Bestehen auf einem der drei Bereiche schwerwiegende Beeinträchtigungen kann die spirituelle Befindlichkeit, das Wohlgefühl als solches in Mitleidenschaft gezogen werden und aus dem Gleichgewicht geraten. So können durch einen Unfall, körperliche Gebrechen verursacht worden sein, die etwa mit kurz- oder langfristigen Schmerzen einhergehen bzw. die auf lange Sicht mit körperlichen Einschränkungen der Beweglichkeit verbunden sind. Sowohl die Schmerzen als auch die veränderte Lebenssituation können individuell verschiedene Fragen aufwerfen. „Warum muss gerade mir das passieren?“ „Durch die Schmerzen kann ich an nichts anderes mehr denken.“ „Durch meine Behinderung hat sich mein Leben zu hundert Prozent verändert. Nichts ist mehr so wie es war.“ Durch Schicksalsschläge erscheinen bisherige Lebenseinstellungen nicht mehr haltbar und eine Neuorganisation wird erforderlich.
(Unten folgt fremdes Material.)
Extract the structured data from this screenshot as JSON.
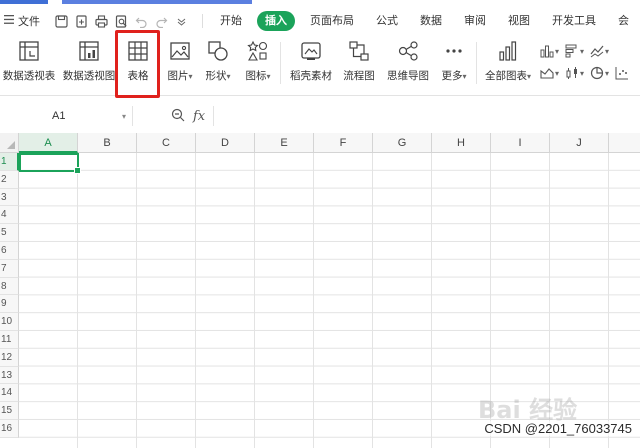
{
  "menu": {
    "file_label": "文件",
    "tabs": [
      "开始",
      "插入",
      "页面布局",
      "公式",
      "数据",
      "审阅",
      "视图",
      "开发工具",
      "会"
    ],
    "active_tab": "插入"
  },
  "ribbon": {
    "buttons": [
      {
        "label": "数据透视表",
        "icon": "pivot-table-icon"
      },
      {
        "label": "数据透视图",
        "icon": "pivot-chart-icon"
      },
      {
        "label": "表格",
        "icon": "table-icon"
      },
      {
        "label": "图片",
        "icon": "picture-icon"
      },
      {
        "label": "形状",
        "icon": "shapes-icon"
      },
      {
        "label": "图标",
        "icon": "icons-icon"
      },
      {
        "label": "稻壳素材",
        "icon": "material-icon"
      },
      {
        "label": "流程图",
        "icon": "flowchart-icon"
      },
      {
        "label": "思维导图",
        "icon": "mindmap-icon"
      },
      {
        "label": "更多",
        "icon": "more-icon"
      },
      {
        "label": "全部图表",
        "icon": "all-charts-icon"
      }
    ],
    "highlighted": "表格"
  },
  "formula_bar": {
    "cell_ref": "A1",
    "fx_label": "fx",
    "formula_value": ""
  },
  "grid": {
    "columns": [
      "A",
      "B",
      "C",
      "D",
      "E",
      "F",
      "G",
      "H",
      "I",
      "J"
    ],
    "rows": [
      "1",
      "2",
      "3",
      "4",
      "5",
      "6",
      "7",
      "8",
      "9",
      "10",
      "11",
      "12",
      "13",
      "14",
      "15",
      "16"
    ],
    "active_column": "A",
    "active_row": "1"
  },
  "credit": "CSDN @2201_76033745",
  "colors": {
    "accent": "#1ba35a",
    "highlight": "#e0211d"
  }
}
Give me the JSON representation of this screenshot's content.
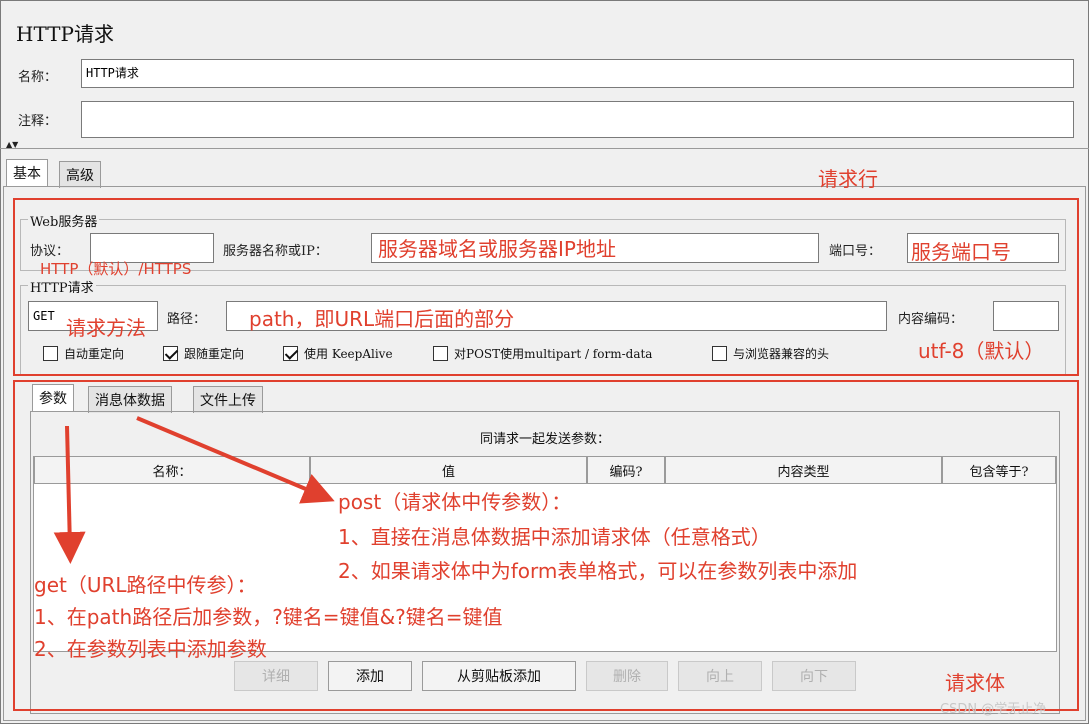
{
  "header": {
    "title": "HTTP请求"
  },
  "name_field": {
    "label": "名称：",
    "value": "HTTP请求"
  },
  "comment_field": {
    "label": "注释：",
    "value": ""
  },
  "main_tabs": [
    {
      "label": "基本",
      "active": true
    },
    {
      "label": "高级",
      "active": false
    }
  ],
  "web_server": {
    "title": "Web服务器",
    "protocol_label": "协议：",
    "protocol_value": "",
    "server_label": "服务器名称或IP：",
    "server_value": "",
    "port_label": "端口号：",
    "port_value": ""
  },
  "http_request": {
    "title": "HTTP请求",
    "method_value": "GET",
    "path_label": "路径：",
    "path_value": "",
    "encoding_label": "内容编码：",
    "encoding_value": ""
  },
  "options": [
    {
      "label": "自动重定向",
      "checked": false
    },
    {
      "label": "跟随重定向",
      "checked": true
    },
    {
      "label": "使用 KeepAlive",
      "checked": true
    },
    {
      "label": "对POST使用multipart / form-data",
      "checked": false
    },
    {
      "label": "与浏览器兼容的头",
      "checked": false
    }
  ],
  "param_tabs": [
    {
      "label": "参数",
      "active": true
    },
    {
      "label": "消息体数据",
      "active": false
    },
    {
      "label": "文件上传",
      "active": false
    }
  ],
  "params_table": {
    "caption": "同请求一起发送参数：",
    "columns": [
      "名称：",
      "值",
      "编码?",
      "内容类型",
      "包含等于?"
    ],
    "rows": []
  },
  "buttons": [
    {
      "label": "详细",
      "enabled": false
    },
    {
      "label": "添加",
      "enabled": true
    },
    {
      "label": "从剪贴板添加",
      "enabled": true
    },
    {
      "label": "删除",
      "enabled": false
    },
    {
      "label": "向上",
      "enabled": false
    },
    {
      "label": "向下",
      "enabled": false
    }
  ],
  "annotations": {
    "request_line": "请求行",
    "server_hint": "服务器域名或服务器IP地址",
    "protocol_hint": "HTTP（默认）/HTTPS",
    "port_hint": "服务端口号",
    "method_hint": "请求方法",
    "path_hint": "path，即URL端口后面的部分",
    "encoding_hint": "utf-8（默认）",
    "post_title": "post（请求体中传参数）：",
    "post_1": "1、直接在消息体数据中添加请求体（任意格式）",
    "post_2": "2、如果请求体中为form表单格式，可以在参数列表中添加",
    "get_title": "get（URL路径中传参）：",
    "get_1": "1、在path路径后加参数，?键名=键值&?键名=键值",
    "get_2": "2、在参数列表中添加参数",
    "request_body": "请求体"
  },
  "watermark": "CSDN @学无止净",
  "colors": {
    "annotation": "#e0402e",
    "panel_bg": "#f0f0f0"
  }
}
Das seelische Gleichgewicht gerät durcheinander. Die Spiritualität ist blockiert. Selbst wenn es möglich ist die körperliche Funktion wieder voll herzustellen, können ungelöste Fragen in Verbindung mit starken Emotionen zurück bleiben. Das gleiche gilt natürlich auch für das Erleiden von Schicksalsschlägen, die keine unmittelbare körperliche Beeinträchtigung zur Folge haben, wie etwa psychische Belastungen durch Mobbing, Trennung, Scheidung, Verlust des Arbeitslatzes, Tod eines geliebten Menschen oder Beziehungskonflikte. Glaubensfragen als Ausdruck der spirituellen Entwicklung  Menschen erleben Schicksalsschläge als Erfahrungen, auf die sie selbst keinen direkten Einfluss haben. „Etwas geschieht mit mir und ich kann nichts dagegen tun.“ Oft stellt sich dann die Frage nach einer höheren Macht, der sie ausgeliefert zu sein scheinen oder es entstehen Fragen, die den Lebenszusammenhang betreffen. Aber auch spirituelle Erfahrungen, die sich plötzlich durch die Übung einer spirituellen Praxis einstellen, können enorme Irritationen hervorrufen. Es beginnt eine Suche nach Antworten. Hierbei handelt es sich in erster Linie um spirituelle Glaubensfragen, die nicht unbedingt an religiöse Fragen gebunden sein müssen. Sie können aber dahin münden.  Es stellt sich nun die Frage, ob es eine bestimmte Art von Antworten gibt, die hilfreich sein könnten.  Diese Suche nach Antworten ist Teil des spirituellen Entwicklungsprozesses. Dabei handelt es sich in erster Linie um einen intellektuell-kognitiven Entwicklungsprozess handelt, der zur Herstellung des spirituellen Gleichgewichts nötig ist.